Next we will define a function that will write a given raster file to disk.

import numpy as np
import rasterio
from rasterio.io import MemoryFile
from io import BytesIO
from pyspark.sql.functions import udf
from pathlib import Path

@udf("string")
def write_raster(raster, file_id, parent_dir):
  with MemoryFile(BytesIO(raster)) as memfile:
    with memfile.open() as dataset:
      Path(outputpath).mkdir(parents=True, exist_ok=True)
      extensions_map = rasterio.drivers.raster_driver_extensions()
      driver_map = {v: k for k, v in extensions_map.items()}
      extension = driver_map[dataset.driver]
      path = f"{parent_dir}/{file_id}.{extension}"
      # If you want to write the raster to a different format
      # you can update the profile here. Note that the extension
      # should match the driver format
      with rasterio.open(path, "w", **dataset.profile) as dst:
        dst.write(dataset.read())
      return path

Finally we will apply the function to the DataFrame.

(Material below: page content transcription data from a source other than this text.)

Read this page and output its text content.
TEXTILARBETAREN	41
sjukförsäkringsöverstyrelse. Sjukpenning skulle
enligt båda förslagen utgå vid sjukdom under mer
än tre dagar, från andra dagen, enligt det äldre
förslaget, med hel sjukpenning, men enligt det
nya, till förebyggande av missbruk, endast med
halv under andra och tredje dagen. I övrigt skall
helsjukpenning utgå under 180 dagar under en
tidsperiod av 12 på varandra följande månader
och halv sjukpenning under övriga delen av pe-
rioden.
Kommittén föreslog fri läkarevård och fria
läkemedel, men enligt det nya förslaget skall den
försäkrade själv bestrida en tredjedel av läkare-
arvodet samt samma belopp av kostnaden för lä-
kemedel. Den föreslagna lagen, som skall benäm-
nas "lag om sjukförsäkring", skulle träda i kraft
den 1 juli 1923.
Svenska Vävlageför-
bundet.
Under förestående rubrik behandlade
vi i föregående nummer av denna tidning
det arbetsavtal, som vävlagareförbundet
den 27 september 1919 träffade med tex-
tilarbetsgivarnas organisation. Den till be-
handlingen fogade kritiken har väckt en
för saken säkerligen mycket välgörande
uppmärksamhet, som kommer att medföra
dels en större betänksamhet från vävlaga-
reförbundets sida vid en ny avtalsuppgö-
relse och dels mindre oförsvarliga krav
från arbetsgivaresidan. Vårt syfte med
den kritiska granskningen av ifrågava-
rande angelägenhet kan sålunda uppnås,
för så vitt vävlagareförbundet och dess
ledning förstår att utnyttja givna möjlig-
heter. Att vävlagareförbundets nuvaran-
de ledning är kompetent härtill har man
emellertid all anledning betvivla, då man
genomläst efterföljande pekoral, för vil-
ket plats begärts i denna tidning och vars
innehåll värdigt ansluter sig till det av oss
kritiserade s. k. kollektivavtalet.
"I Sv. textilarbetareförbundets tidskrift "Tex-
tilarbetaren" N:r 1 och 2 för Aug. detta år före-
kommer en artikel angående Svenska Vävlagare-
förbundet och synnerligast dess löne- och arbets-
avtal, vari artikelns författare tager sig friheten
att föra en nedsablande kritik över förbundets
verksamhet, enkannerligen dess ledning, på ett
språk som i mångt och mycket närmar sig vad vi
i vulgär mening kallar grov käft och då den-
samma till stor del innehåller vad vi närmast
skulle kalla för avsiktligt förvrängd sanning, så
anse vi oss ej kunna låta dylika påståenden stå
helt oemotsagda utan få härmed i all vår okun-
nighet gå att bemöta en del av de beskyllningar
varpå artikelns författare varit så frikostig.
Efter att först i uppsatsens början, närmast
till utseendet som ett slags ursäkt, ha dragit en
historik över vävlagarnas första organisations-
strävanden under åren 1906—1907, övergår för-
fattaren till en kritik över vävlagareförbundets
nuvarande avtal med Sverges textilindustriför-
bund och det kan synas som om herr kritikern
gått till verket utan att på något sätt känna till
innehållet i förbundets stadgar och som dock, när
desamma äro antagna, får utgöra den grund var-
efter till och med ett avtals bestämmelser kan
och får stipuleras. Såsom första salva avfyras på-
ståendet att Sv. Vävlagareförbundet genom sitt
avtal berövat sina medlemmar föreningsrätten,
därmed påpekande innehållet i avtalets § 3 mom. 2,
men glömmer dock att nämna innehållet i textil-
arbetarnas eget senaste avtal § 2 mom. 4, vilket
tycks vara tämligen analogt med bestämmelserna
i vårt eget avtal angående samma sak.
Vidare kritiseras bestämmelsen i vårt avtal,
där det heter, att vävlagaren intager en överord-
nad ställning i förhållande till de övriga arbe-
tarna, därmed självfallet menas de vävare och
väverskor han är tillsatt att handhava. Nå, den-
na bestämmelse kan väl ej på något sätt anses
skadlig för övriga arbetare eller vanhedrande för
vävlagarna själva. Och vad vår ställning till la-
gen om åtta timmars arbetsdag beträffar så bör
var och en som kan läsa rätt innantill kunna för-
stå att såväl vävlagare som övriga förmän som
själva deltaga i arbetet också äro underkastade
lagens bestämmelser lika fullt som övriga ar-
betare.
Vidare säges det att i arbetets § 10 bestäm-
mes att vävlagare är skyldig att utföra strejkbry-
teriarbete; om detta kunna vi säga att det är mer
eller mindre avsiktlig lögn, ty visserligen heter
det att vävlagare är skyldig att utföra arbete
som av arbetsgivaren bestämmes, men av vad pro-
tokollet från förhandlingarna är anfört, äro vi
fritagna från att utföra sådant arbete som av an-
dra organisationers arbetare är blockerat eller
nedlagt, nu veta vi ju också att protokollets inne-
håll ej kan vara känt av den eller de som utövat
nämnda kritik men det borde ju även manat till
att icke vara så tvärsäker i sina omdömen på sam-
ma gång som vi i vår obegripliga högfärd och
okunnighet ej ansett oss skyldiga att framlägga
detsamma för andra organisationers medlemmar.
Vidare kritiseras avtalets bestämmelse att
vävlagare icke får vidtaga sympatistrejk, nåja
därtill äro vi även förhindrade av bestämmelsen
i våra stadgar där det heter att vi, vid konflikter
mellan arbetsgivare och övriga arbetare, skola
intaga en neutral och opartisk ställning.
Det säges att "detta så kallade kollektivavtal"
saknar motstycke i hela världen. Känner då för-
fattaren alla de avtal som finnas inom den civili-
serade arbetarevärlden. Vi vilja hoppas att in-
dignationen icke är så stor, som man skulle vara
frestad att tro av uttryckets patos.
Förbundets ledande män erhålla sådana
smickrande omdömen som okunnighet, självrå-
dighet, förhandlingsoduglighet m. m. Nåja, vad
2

df.select(write_raster("tile.raster", "uuid", lit("dbfs:/path/to/output/dir"))).show()
+-------------------------------------+
| write_raster(raster, output, output)|
+-------------------------------------+
| dbfs:/path/to/output/dir/1234.tif   |
| dbfs:/path/to/output/dir/4545.tif   |
| dbfs:/path/to/output/dir/3215.tif   |
| ...                                 |
+-------------------------------------+